玄商“嘿”了一声,抬步欲走,忽然又想起什么,只见他手臂一动,手中便多了把寒光闪烁的窄剑。
他将剑鞘递到她跟前,看了看人,又看了看剑,叹息一声:“左右拿回去也是落灰,这剑还是给你留着防身,以备不测之须吧。”
她被玄商的突然大方吓了一跳,惊喜之余有些不可置信,小心翼翼地指着剑鞘问:“真的?”
“只有一点,握剑之时须定气凝神,切不可被剑气影响神智,”因兹事体大,一不小心就是人命关天,玄商一字一字地叮嘱,恨不得把教训镶进她脑子里,“像上次那样被劫生Cao纵心智,只有一次不可再二,记住了么?”
乐岚捧着剑,忙不迭地点头,玄商这才放心去了。
第二日一早,她便动身去了相府,见到李未阳时,她将玄商的话重述了一遍,把装着丹药的小瓶子推到他面前,“你放心,我用指甲刮下来一点尝了尝,没有什么异常。
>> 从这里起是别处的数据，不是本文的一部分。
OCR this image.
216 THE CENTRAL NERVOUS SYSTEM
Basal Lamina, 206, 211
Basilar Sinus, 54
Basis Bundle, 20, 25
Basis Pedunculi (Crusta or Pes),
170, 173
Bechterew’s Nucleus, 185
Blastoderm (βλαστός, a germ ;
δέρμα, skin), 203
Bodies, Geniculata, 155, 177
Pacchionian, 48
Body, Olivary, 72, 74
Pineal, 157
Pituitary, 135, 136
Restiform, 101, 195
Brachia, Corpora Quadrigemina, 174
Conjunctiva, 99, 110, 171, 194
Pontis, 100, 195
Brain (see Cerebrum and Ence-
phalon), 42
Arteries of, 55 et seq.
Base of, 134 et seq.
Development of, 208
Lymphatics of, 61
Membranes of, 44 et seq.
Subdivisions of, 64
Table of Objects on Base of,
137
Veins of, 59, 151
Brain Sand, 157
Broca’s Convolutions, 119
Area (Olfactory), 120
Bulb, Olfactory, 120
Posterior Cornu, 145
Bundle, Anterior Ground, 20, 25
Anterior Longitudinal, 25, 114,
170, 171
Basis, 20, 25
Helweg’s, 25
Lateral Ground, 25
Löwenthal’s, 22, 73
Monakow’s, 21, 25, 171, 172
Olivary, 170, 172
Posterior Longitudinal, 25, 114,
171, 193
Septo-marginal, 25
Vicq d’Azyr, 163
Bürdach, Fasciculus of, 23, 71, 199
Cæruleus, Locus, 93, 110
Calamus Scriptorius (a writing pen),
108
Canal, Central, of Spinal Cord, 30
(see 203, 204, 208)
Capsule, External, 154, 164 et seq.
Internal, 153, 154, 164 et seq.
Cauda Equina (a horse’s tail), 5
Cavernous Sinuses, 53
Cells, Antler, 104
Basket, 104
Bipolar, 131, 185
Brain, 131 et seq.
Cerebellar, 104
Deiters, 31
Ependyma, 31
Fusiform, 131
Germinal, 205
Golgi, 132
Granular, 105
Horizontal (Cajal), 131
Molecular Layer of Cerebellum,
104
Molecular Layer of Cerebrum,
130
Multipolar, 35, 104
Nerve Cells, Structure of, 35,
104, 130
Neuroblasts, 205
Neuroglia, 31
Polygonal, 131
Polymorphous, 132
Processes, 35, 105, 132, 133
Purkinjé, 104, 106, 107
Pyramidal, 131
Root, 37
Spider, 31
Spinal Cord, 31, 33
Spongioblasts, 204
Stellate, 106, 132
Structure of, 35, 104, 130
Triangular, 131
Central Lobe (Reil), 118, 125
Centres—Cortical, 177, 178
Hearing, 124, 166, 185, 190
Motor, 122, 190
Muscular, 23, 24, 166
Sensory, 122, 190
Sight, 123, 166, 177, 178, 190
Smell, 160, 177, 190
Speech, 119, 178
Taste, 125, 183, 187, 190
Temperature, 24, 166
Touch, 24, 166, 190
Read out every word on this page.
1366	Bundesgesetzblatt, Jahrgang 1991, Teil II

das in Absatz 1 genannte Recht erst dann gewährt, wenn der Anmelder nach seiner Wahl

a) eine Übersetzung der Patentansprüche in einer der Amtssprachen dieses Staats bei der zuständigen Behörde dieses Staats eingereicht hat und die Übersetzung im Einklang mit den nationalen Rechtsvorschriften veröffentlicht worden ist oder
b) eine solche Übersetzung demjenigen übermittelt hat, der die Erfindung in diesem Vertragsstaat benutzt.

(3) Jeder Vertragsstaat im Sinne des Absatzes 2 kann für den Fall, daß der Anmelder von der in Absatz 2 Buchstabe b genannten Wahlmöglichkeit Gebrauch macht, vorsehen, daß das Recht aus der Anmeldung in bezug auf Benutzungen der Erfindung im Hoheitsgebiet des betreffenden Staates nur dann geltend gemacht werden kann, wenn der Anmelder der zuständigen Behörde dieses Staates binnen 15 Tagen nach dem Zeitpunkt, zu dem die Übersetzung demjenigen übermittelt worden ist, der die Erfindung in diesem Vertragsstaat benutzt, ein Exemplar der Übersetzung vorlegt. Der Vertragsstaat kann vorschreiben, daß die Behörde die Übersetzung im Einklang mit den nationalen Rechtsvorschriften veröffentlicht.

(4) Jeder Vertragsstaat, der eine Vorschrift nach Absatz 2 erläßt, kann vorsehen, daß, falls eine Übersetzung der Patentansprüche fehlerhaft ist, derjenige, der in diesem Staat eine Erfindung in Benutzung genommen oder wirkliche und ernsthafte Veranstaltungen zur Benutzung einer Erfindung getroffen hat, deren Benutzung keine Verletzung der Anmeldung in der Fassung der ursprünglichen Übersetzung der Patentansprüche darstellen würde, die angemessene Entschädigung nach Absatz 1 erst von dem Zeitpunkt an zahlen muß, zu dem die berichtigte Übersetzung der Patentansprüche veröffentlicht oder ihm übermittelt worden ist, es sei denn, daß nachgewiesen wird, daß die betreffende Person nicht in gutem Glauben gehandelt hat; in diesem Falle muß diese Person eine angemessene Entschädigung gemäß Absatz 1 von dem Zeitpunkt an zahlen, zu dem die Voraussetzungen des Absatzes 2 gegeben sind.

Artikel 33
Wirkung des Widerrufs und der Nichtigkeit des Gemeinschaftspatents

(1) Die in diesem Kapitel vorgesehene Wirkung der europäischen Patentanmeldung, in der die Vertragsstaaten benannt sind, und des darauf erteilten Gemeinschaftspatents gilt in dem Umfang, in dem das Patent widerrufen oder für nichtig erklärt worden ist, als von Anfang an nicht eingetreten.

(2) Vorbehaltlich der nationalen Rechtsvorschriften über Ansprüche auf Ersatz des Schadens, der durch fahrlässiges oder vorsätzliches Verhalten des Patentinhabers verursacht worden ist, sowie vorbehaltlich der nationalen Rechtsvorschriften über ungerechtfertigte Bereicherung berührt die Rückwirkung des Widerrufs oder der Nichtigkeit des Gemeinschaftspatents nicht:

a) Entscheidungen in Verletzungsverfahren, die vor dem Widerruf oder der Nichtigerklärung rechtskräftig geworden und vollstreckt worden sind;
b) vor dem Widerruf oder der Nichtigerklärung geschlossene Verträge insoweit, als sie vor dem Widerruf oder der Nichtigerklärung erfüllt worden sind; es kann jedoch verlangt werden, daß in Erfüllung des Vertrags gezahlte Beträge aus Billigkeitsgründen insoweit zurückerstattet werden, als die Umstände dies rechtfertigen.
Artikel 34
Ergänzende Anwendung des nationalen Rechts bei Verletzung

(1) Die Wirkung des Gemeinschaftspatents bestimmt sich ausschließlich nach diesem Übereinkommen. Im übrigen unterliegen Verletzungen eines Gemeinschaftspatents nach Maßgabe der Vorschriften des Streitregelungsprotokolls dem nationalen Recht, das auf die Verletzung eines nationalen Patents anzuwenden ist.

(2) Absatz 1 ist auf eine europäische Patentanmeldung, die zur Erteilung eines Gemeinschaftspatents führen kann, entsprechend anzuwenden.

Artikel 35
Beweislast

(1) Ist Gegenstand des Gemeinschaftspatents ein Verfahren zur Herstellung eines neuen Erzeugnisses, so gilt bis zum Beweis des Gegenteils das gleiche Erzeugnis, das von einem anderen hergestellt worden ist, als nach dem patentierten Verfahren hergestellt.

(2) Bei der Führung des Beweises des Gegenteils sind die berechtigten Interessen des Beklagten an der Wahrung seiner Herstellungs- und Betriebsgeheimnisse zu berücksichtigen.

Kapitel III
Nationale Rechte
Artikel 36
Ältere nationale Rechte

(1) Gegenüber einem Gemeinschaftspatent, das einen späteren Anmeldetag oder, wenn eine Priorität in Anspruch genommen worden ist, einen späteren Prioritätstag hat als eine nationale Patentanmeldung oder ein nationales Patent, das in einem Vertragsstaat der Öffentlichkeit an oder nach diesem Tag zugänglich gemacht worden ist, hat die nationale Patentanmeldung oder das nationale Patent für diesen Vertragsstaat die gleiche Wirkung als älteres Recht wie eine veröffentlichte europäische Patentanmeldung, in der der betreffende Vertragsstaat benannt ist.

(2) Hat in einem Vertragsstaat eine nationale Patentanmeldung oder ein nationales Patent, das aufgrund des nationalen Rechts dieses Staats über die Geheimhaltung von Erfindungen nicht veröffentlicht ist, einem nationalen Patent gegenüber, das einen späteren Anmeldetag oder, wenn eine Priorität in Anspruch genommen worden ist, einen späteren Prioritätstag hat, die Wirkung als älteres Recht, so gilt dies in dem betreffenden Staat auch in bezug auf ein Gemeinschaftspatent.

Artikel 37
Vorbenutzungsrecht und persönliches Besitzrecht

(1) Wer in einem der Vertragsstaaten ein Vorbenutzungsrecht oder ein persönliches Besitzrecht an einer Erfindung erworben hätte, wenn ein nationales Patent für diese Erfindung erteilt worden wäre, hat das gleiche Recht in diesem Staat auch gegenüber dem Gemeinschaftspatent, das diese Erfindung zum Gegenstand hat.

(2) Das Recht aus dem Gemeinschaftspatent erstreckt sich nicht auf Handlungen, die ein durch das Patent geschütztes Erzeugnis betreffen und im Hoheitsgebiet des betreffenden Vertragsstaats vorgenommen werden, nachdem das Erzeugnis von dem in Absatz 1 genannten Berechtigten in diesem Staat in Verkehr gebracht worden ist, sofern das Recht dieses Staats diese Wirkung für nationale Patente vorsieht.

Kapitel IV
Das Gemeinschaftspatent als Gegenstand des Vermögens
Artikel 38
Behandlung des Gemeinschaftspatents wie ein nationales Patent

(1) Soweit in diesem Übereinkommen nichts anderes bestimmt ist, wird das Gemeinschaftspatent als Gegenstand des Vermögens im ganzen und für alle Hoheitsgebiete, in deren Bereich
”
李未阳打开瓶塞,丹药是小小的一粒,在他手心滴溜溜滚动着,“这就是传说中的长生药?”
乐岚道:“玄商给的,不会有错。”
她托腮看着他,眼光不时在他脸上和那粒丹药上流连,见他面上有些迟疑,便道:“吃了这药,就算跳脱轮回了,从此不死不老,除了没有法力外,和神仙也没什么差别。我们在一起,既不用承我爹的人情,也不用受我娘的束缚,不好么?”
“不是不好,只是……”他对上乐岚殷切的目光,下面的话欲言又止,末了,无奈地叹声气,将满腹的疑问与隐忧咽下肚,道:“我吃就是。”
一口温水送下,两人静静等待药效的发作。
乐岚不敢有丝毫分神,紧张地观察着李未阳的反应,问:“你感觉怎么样?”
李未阳如实回答:“唔,头有些疼。”
她也不知道该怎么解释吃罢这药的后遗症,为了让他安心,只能胡乱解释道:“头疼应该是快要起效了,你忍一忍,接下来应该就见效果……”
她的话尚未说完,李未阳突然毫无预兆地地栽了下去。
乐岚抢上前去,只见他双目紧闭面如金纸,俨然危在旦夕的样子,她将手贴在他的后背心处,渡了几次灵力,灵力在他体内却犹如石沉大海,不见一丝一毫的反应。
莫非这药的药性过于霸道,他的魂魄受不住?
她慌了神,大喊两声“来人!”,家人听到呼救声赶来查看,纷纷吓得半死,急忙派人往太医署延医,在一片兵荒马乱里,几个人手忙脚乱地把李未阳安置好,乐岚心下犹如火煎一般,满脑子只剩下一个念头:得赶紧找到玄商,弄清楚这究竟是怎么回事。
玄商自昨日别后,若无拖延,此时应已回到上界去了,她只盼他的脚程别走那么快,若能赶上他,李未阳兴许还有可救之机。
她急急地往玄商的寓所赶,可赶到之时却被房主人告知,前几日借宿的客人已经告了辞,今天一大早就离开了。
乐岚的心倏地沉了下去,向主人家勉强道了谢,慢吞吞地往外走。
从楼梯上款款步下一道红衣倩影,倚在栏杆上打量了她一会儿,笑道:“玄商先生并未走远,现正在城西的金枫林里,姑娘不妨到那里去寻他。”
乐岚回头望去,顿时吃了一惊:那张春风和煦、皎若丹桂的笑靥,不是九婳是谁?
上次的口角之后,她以为两人再次见面肯定僵冷无比,即便谈不上仇人见面分外眼红,也和善不到哪里去,但从九婳的面上,却丝毫看不出置气的痕迹,她不但没记仇,甚至还热心地向她指点玄商的去向。
乐岚有些捉摸不透,她是真不计较,还是假装宽宏大量?
不管九婳心中是怎么想的,既然出言帮了她的难处,她也不好唐突无礼,面子上的客气还是要装一装,向九婳道了谢,便赶往城西的枫林。
她牵挂着李未阳的安危,关心则乱,行事太过焦急,一心只想着尽快找到玄商让他救人,却没有仔细推敲九婳话里的疏漏。
玄商一个天界上仙,久居在钟灵毓秀的昆山之上,什么样的奇景逸致没见过,何故要在赶着启程之前,去看什么凡间的树林?